「とあるアパートの一室 人の集まるワンルームの提案」

たとえば、ワンルームの中に1つの大きなテーブルがある。部屋に人が集まりテーブルを囲むとき、そこは団欒の場所となる。しかし、よく見られるテーブルでの団欒は、座るところ、人との距離がある程度固定された団欒である。また人が居なくなり、住人が一人になったとき、その大きなテーブルと椅子は使い切れないものとなってしまう。

そのような部屋は『人が集まる"ため"の部屋』であり、『人が集ま"れる"部屋』ではないと考える。

そこで『人が集ま"れる"部屋』となるような形をさがした。

その中で見つけたのが『階段』というツールである。

 

まず、ワンルームの部屋を階段で二つの部屋に分ける。

これにより、広々とした床が壇上の部屋と、狭い天井が階段状の部屋に分けられる。

元々階段には、階段の下のデットスペースを収納として使う例が見られるが、階段の下に出来たスペースを寝室などのよりプライベートな部屋として使用し、狭いワンルームであっても人が集まるリビングとプライベートな部屋というものを確保した。この様な構想で出来た部屋が、だんらんの部屋である。

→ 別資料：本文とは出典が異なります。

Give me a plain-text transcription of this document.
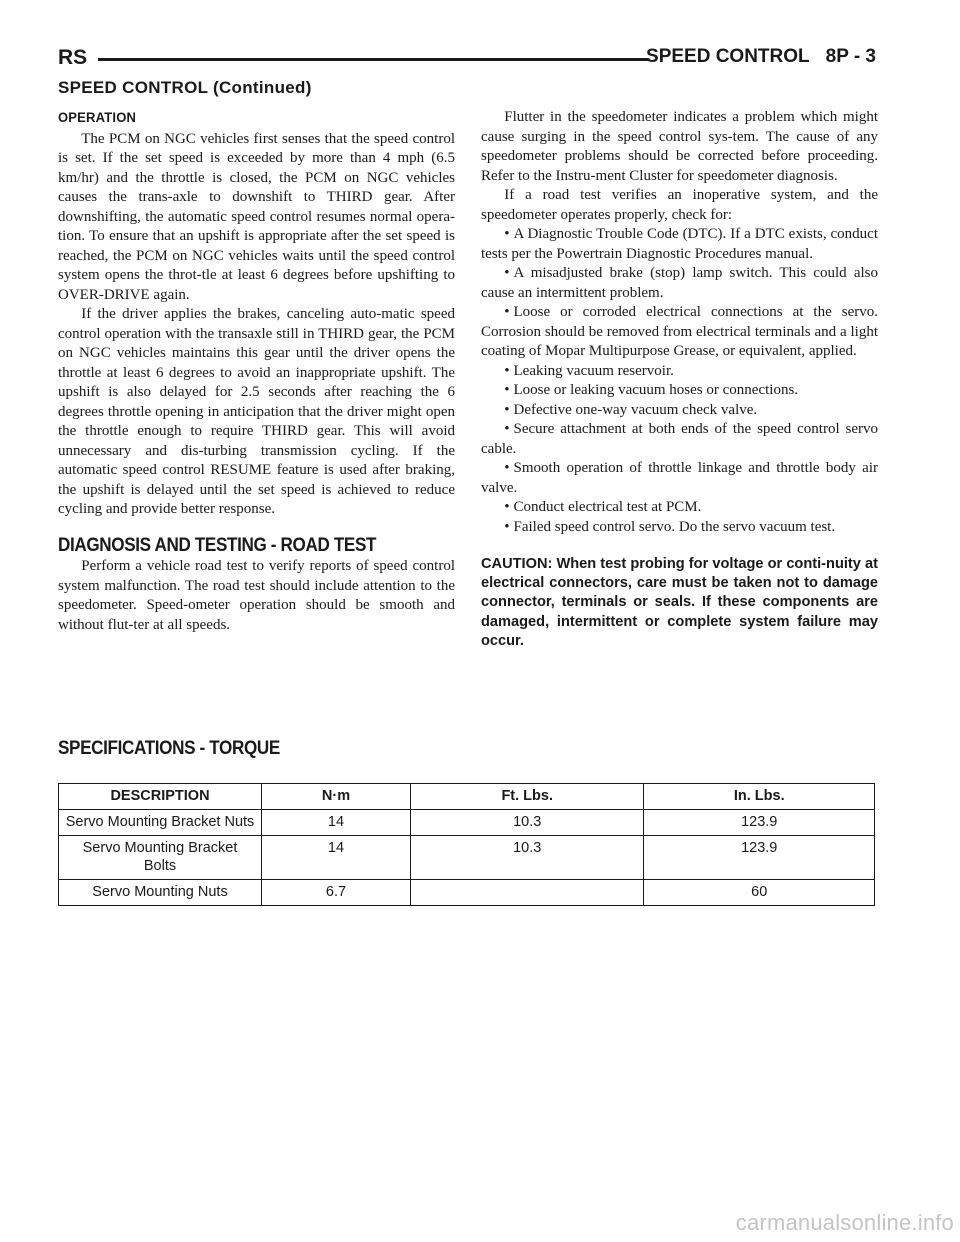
RS	SPEED CONTROL 8P - 3
SPEED CONTROL (Continued)
OPERATION

The PCM on NGC vehicles first senses that the speed control is set. If the set speed is exceeded by more than 4 mph (6.5 km/hr) and the throttle is closed, the PCM on NGC vehicles causes the trans-axle to downshift to THIRD gear. After downshifting, the automatic speed control resumes normal opera-tion. To ensure that an upshift is appropriate after the set speed is reached, the PCM on NGC vehicles waits until the speed control system opens the throt-tle at least 6 degrees before upshifting to OVER-DRIVE again.

If the driver applies the brakes, canceling auto-matic speed control operation with the transaxle still in THIRD gear, the PCM on NGC vehicles maintains this gear until the driver opens the throttle at least 6 degrees to avoid an inappropriate upshift. The upshift is also delayed for 2.5 seconds after reaching the 6 degrees throttle opening in anticipation that the driver might open the throttle enough to require THIRD gear. This will avoid unnecessary and dis-turbing transmission cycling. If the automatic speed control RESUME feature is used after braking, the upshift is delayed until the set speed is achieved to reduce cycling and provide better response.

DIAGNOSIS AND TESTING - ROAD TEST

Perform a vehicle road test to verify reports of speed control system malfunction. The road test should include attention to the speedometer. Speed-ometer operation should be smooth and without flut-ter at all speeds.

Flutter in the speedometer indicates a problem which might cause surging in the speed control sys-tem. The cause of any speedometer problems should be corrected before proceeding. Refer to the Instru-ment Cluster for speedometer diagnosis.

If a road test verifies an inoperative system, and the speedometer operates properly, check for:

• A Diagnostic Trouble Code (DTC). If a DTC exists, conduct tests per the Powertrain Diagnostic Procedures manual.

• A misadjusted brake (stop) lamp switch. This could also cause an intermittent problem.

• Loose or corroded electrical connections at the servo. Corrosion should be removed from electrical terminals and a light coating of Mopar Multipurpose Grease, or equivalent, applied.

• Leaking vacuum reservoir.

• Loose or leaking vacuum hoses or connections.

• Defective one-way vacuum check valve.

• Secure attachment at both ends of the speed control servo cable.

• Smooth operation of throttle linkage and throttle body air valve.

• Conduct electrical test at PCM.

• Failed speed control servo. Do the servo vacuum test.

CAUTION: When test probing for voltage or conti-nuity at electrical connectors, care must be taken not to damage connector, terminals or seals. If these components are damaged, intermittent or complete system failure may occur.
SPECIFICATIONS - TORQUE
DESCRIPTION	N·m	Ft. Lbs.	In. Lbs.
Servo Mounting Bracket Nuts	14	10.3	123.9
Servo Mounting Bracket Bolts	14	10.3	123.9
Servo Mounting Nuts	6.7		60
carmanualsonline.info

パースは使い方のイメージであるが、階段のだんらんの部屋は、その人の好みにより、そして人が集まる人数、行うこと、人間関係、また人の密度と階段の上に置かれた物の密度により、使われ方は様々な自由度の有る部屋となる。

 

狭いワンルームの部屋にどこにも行けない階段をいれることで、その部屋はだんらんの時を過ごす場所として、また有効な部屋の利用として最適なものとなる。